Being the good soldier he is, Bennett would credit everyone else around him, especially a defense that continually denied Alabama the endzone long enough for the Georgia offense to get a few things right. He would look back at the fourth-quarter play that was ruled his fumble and not quibble with the call but rather determine that, “I was not going to be the reason we lost that game.”

From that moment, Bennett was the chief among multiple reasons the Bulldogs won that game. Trailing 18-13 after Bama cashed in the recovered fumble on the Georgia 16-yard line for a touchdown, Georgia would not throw often over the game’s final 10 minutes. But when Bennett did fling, he was perfect. He threw six passes, completed four passes, and the other two were big gains after the Tide was flagged for interference. Half of his completions were for touchdowns, the most meaningful one the 40-yard strike to Adonai Mitchell barely three minutes after the egregious fumble.

Bennett finished the night 17 of 26 for 224 yards, two touchdowns and no interceptions.

As he acknowledged other stories on his team worthy of script treatment, Georgia coach Kirby Smart was impelled to say of Bennett, “Five years ago he was delivering passes like Baker Mayfield against the scout team (prior to Georgia’s Rose Bowl appearance against Oklahoma). There’s a lot of guys that saw him on that scout team make plays with his feet, his arm whip and decision making, and we were very impressed.

“But again, to think that it would come this far from that National Championship he was a part of there (a Georgia loss to Alabama, of course) to this one, man, what a story.”

To call Bennett a walk-on at this point is a bit like trying to portray Secretariat as a former plow horse. But the truth is he originally came to the Bulldog as a walk-on determined to play at the university that was his first love. He crapped out on that occasion, went off to subdued junior college success before coming back to Athens with a scholarship in hand just in time to be a scout quarterback. Now Baker Mayfield may envy him.

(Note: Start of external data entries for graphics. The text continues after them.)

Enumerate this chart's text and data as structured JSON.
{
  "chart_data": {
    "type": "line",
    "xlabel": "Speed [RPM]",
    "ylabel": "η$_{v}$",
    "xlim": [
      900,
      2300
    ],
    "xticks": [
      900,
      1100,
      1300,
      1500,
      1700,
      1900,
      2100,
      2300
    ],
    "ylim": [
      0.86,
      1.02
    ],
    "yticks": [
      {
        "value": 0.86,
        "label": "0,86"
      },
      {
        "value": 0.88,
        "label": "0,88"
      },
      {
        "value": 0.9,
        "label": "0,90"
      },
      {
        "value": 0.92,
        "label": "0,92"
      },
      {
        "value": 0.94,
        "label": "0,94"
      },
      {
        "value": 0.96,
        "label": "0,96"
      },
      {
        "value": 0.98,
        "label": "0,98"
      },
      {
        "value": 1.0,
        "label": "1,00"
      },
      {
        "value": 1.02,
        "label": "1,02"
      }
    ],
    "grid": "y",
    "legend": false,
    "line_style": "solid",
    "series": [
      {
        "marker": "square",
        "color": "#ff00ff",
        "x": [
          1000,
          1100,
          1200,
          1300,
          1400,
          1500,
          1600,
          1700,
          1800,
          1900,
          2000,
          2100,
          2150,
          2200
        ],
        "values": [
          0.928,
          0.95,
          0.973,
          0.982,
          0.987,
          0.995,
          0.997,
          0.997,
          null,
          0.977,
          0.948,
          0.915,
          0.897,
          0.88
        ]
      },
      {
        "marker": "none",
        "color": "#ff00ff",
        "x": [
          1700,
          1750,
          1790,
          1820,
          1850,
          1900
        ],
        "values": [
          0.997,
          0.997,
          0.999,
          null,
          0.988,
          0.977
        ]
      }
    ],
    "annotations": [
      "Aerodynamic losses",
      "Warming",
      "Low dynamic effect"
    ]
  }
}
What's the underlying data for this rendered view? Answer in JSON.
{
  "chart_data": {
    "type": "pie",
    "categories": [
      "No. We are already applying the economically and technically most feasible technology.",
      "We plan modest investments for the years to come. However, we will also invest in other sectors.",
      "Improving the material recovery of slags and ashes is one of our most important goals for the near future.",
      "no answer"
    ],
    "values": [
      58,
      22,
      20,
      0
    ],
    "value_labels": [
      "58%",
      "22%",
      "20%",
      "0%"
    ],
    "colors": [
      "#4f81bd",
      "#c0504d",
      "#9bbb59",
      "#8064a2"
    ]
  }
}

Bennett began the 2021 season as a backup to the highly hyped Daniels. But when Daniels was hurt in the second game, Bennett took over and wouldn’t give back the job. Hence the popular fan debate between the two quarterbacks that was the background static for the last three months. It grew all the louder after Bennett’s two interceptions against Alabama abetted the Tide’s SEC Championship victory in December.

But talk about a complete rewrite of that scene: Last month it was Bennett throwing a costly pick-six interception in a big game. Monday he was sobbing with happiness on the sidelines as Georgia’s Kelee Ringo returned an interception for a touchdown against Alabama with less than a minute to go, locking down a championship.

“The tears afterwards, that just hit me. I hadn’t cried in, I don’t know, years, but that just came over me,” Bennett said. “When you put as much time as we do into this thing, blood, sweat, tears, it means something.”

He talked about wanting nothing more in the aftermath of this epochal night than to go hug his family. Others may have doubted, but they never did. “They’re the ones who have been in my corner the entire time, always supported me.”

While Smart reminded his players about the place in lore they had just assumed. “I told the guys in the locker room, just take a picture of this, because I think back to the ‘80 championship picture and seeing all those players and all these people that have reached out and said things,” he said. “Our guys have accomplished that, something special, and as they say, they’ve become legendary.”

The format’s changed a bit since 1980. Rather than one bowl game leading to a title, now there is a two-tier playoff. In both the semifinal and final, it was a former walk-on who was named the most valuable offensive player. That is the stuff of legend.